Nampaknya, perpustakaan dalam film Indonesia belum dianggap sebagai sesuatu yang penting. Perpustakaan cenderung ditampilkan sebatas unsur dekoratif semata.
“Aktivitas di perpustakaan belum menonjolkan suasana pembelajaran dan diskusi intelektual. Perpustakaan masih direpresentasikan sebagai sebuah ruang dengan rak-rak kayu tua dan buku-buku lama, terlihat sepi, bahkan menyeramkan. Pustakawan pun tampil tidak profesional dan digambarkan dengan stereotipe negatif,” kata Nina, dosen Departemen Ilmu Perpustakaan dan Informasi, FIB Universitas Indonesia.
Padahal, dunia perpustakaan di era milenium ketiga ini, pada realitasnya telah mengalami perubahan dan perkembangan. Perpustakaan di era milenium lebih memberi kenyamanan pada pengunjung untuk memanfaatkan fasilitas internet, ruang belajar nyaman dan berdiskusi.
“Perpustakaan tidak lagi didominasi rak-rak buku, namun ruang-ruang belajar yang ditata lebih nyaman dengan dilengkapi fasilitas komputer, internet dan Wi-Fi,” ujar Nina dalam disertasinya Berkaca Di Layar Lebar: Wacana Tentang Perpustakaan Dalam Film Indonesia Era Milenium Ketiga, dengan promotor Dr. Aprinus Salam dan dr. Ratna Noviani, SIP., M.Si.
Nina menuturkan berbagai kesejangan yang direpresentasikan dalam film Indonesia tentu saja tidak terlepas dari beragam wacana yang turut membentuknya. Cara pandang terhadap perpustakaan sebagai lembaga nirlaba atau cost center berimplikasi pada minimnya anggaran dan kurangnya promosi.

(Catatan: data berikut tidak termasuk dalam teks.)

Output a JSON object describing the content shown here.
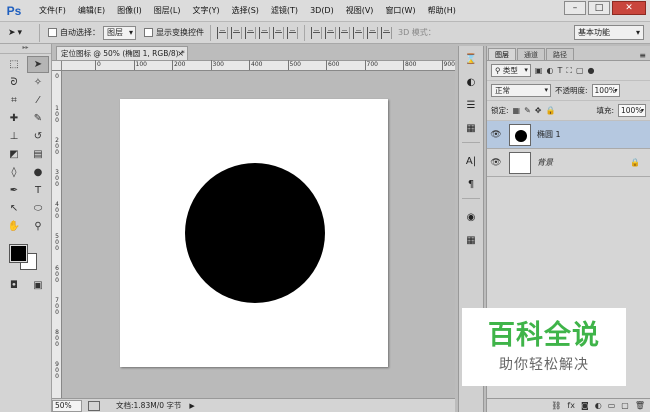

Demikian pula dengan lemahnya budaya baca dan riset di masyarakat Indonesia dinilai menjadi penyebab terbentuknya wacana tentang perpustakaan sebagaimana yang diproduksi dalam film-film Indonesia.
Kata Nina, kuatnya pemikiran perpustakaan sebagai lembaga non komersial yang hanya menyerap dan menghabiskan anggaran (cost centre) dan tidak menghasilkan ‘keuntungan’ (profit centre) memperlihatkan terminologi ‘keuntungan’ dalam cara pandang masyarakat Indonesia adalah finansial. Logika yang dipakai untuk melihat ini adalah logika industri sehingga anggaran akan digelontorkan jika menjanjikan hasil berupa keuntungan finansial secara langsung.
“Sebagai salah satu lembaga yang memproduksi pengetahuan, perpustakaan sesungguhnya memberikan banyak keuntungan bagi masyarakat dalam bentuk lain. Sayangnya, dengan cara pandang yang belum beranjak dari persoalan menomorsatukan finansial, dan perpustakaan sebagai lembaga yang tidak menghasilkan ‘keuntungan’ menjadikan ia sebagai lembaga yang senantiasa terpinggirkan,” tandas Nina. (Humas UGM/ Agung)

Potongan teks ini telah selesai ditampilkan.